A comparative study on the irreversible binding of labeled halothane trichlorofluoromethane, chloroform, and carbon tetrachloride to hepatic protein and lipids in vitro and in vivo.

1) After intraperitoneal injection of labeled CCl4, CHCl3, and halothane in mice, 14C is preferentially bound to liver endoplasmic protein and lipid. A considerable activity is also associated with mitochondrial constituents. Maximal protein binding (nmol/mg): CCl4: 2.8 (0.5 hrs); CHCl3: 11.5 (6 hrs); halothane: 5 (6 hrs). Lipid binding: CCl4: 6.4 (5 min); CHCl3: 8 (4 hrs); halothane: 13.5 (2 hrs). The form of the binding curves in microsomal and mitochondrial protein and lipid differed with the individual haloalkanes. 2) The irreversible (covalent) binding of 14C from labeled haloalkanes in anaerobic suspensions of isolated rabbit liver microsomes and NADPH after 30 min was for protein (lipid) (nmol/mg): CCl4: 15 (58); CHCl3: 3.4 (3.2); halothane: 2.3 (10); trichlorofluoromethane: 6.5 (30). Anerobic incubation favored dehalogenation, but CHCl3 metabolism and irreversible binding requires oxygen. The greatest differences in the in vitro "covalent" binding rates were observed with CHCl3 in rat, mouse, and rabbit. 3) Altered microsomal cytochrome P-450 concentrations in newborn animals, or produced by pretreatment of rats with phenobarbital, 3-methylcholanthrene (MC), or CoCl2 effected similar, but not proportional changes in the rates of irreversible protein and lipid binding. Upon addition of CCl4 the difference of light absorption of reduced liver microsomes from MC-pretreated rats containing cytochrome P-448 appeared at 452 nm. The irreversible binding rate in these microsomes was also increased.
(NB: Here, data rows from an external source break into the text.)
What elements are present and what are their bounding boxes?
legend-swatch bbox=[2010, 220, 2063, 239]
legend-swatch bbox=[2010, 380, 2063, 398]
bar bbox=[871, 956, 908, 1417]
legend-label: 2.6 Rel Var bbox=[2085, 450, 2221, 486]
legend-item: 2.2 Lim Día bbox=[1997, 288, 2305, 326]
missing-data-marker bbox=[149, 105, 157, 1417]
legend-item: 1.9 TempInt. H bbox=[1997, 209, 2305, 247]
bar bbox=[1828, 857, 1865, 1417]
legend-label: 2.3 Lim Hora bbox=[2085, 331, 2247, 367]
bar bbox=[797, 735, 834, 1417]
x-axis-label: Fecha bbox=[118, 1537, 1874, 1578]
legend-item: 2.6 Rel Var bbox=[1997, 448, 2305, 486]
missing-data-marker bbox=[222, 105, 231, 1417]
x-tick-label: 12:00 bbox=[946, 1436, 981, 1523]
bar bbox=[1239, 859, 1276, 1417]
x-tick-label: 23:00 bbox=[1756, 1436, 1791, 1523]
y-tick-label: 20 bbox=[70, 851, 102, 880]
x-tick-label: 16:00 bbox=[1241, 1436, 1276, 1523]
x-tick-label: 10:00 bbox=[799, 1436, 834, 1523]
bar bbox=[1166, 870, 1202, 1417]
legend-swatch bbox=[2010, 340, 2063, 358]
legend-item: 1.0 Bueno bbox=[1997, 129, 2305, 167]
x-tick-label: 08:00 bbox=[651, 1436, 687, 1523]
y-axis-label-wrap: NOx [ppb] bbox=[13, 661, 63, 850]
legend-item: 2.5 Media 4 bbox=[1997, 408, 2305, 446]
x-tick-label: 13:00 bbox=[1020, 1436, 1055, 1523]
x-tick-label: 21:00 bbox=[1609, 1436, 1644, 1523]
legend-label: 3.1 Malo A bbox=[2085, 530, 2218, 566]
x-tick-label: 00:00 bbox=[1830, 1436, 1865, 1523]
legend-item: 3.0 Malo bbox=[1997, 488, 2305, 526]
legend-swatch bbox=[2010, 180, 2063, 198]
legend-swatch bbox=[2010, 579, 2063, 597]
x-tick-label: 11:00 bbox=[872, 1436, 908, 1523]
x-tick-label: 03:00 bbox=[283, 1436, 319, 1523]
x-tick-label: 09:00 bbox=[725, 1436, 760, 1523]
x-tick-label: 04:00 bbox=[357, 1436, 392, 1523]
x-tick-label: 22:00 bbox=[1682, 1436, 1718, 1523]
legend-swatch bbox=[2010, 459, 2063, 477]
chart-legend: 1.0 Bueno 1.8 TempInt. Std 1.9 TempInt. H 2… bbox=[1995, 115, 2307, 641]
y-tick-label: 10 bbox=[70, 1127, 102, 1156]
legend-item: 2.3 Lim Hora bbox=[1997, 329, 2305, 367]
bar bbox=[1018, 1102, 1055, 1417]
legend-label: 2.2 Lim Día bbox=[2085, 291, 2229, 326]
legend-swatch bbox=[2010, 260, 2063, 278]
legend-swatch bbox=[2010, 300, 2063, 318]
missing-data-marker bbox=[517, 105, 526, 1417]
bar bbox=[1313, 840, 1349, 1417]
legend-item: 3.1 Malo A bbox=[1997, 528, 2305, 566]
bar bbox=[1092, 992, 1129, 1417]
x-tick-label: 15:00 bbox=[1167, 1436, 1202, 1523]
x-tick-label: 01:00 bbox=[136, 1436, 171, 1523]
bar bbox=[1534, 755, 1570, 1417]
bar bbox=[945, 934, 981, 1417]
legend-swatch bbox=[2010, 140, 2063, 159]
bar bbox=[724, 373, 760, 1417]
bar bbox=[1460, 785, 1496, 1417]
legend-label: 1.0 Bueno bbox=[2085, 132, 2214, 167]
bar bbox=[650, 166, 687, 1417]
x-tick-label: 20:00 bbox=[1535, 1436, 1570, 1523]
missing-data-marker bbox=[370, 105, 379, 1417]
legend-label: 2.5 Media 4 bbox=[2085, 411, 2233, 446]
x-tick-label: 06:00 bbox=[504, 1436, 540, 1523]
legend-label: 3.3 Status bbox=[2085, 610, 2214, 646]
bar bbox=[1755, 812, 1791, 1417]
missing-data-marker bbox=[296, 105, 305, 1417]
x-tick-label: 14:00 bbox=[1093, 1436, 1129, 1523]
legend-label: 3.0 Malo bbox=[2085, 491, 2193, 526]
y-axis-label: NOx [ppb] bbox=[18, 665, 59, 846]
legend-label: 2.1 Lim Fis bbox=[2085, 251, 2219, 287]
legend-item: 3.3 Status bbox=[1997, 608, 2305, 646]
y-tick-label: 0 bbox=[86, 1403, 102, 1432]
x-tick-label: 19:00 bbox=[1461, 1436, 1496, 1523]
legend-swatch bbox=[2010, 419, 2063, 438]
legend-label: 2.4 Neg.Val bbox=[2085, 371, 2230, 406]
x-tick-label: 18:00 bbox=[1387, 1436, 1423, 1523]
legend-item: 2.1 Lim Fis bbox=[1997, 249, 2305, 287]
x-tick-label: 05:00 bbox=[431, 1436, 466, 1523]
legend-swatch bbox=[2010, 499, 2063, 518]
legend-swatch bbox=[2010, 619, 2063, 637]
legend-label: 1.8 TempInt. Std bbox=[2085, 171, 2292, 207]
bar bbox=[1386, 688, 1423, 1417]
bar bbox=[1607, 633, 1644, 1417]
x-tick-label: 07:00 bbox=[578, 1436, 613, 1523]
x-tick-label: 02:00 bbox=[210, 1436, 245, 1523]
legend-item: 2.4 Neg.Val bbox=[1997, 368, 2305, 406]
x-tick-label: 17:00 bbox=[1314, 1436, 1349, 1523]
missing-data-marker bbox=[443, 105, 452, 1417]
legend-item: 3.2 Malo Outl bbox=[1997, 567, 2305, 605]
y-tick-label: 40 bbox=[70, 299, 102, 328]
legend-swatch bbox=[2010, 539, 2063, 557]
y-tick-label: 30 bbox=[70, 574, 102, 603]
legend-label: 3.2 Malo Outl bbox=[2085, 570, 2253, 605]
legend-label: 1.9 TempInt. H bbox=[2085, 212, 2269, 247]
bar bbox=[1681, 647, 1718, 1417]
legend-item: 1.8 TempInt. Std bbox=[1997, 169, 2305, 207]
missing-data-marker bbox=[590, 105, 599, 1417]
The small accleration in irreversible binding in liver microsomes from rats pretreated with isopropanol is not proportional to the high increase of CCl4 toxicity. 4) Practically no binding to added, soluble albumin or RNA was observed in microsomal incubates. However, 14C is bound to the nicotine-adenine dinucleotides of the NADPH system. All haloalkanes produced a similar increase of NADPH oxidation in incubates of rabbit liver microsomes and NADPH.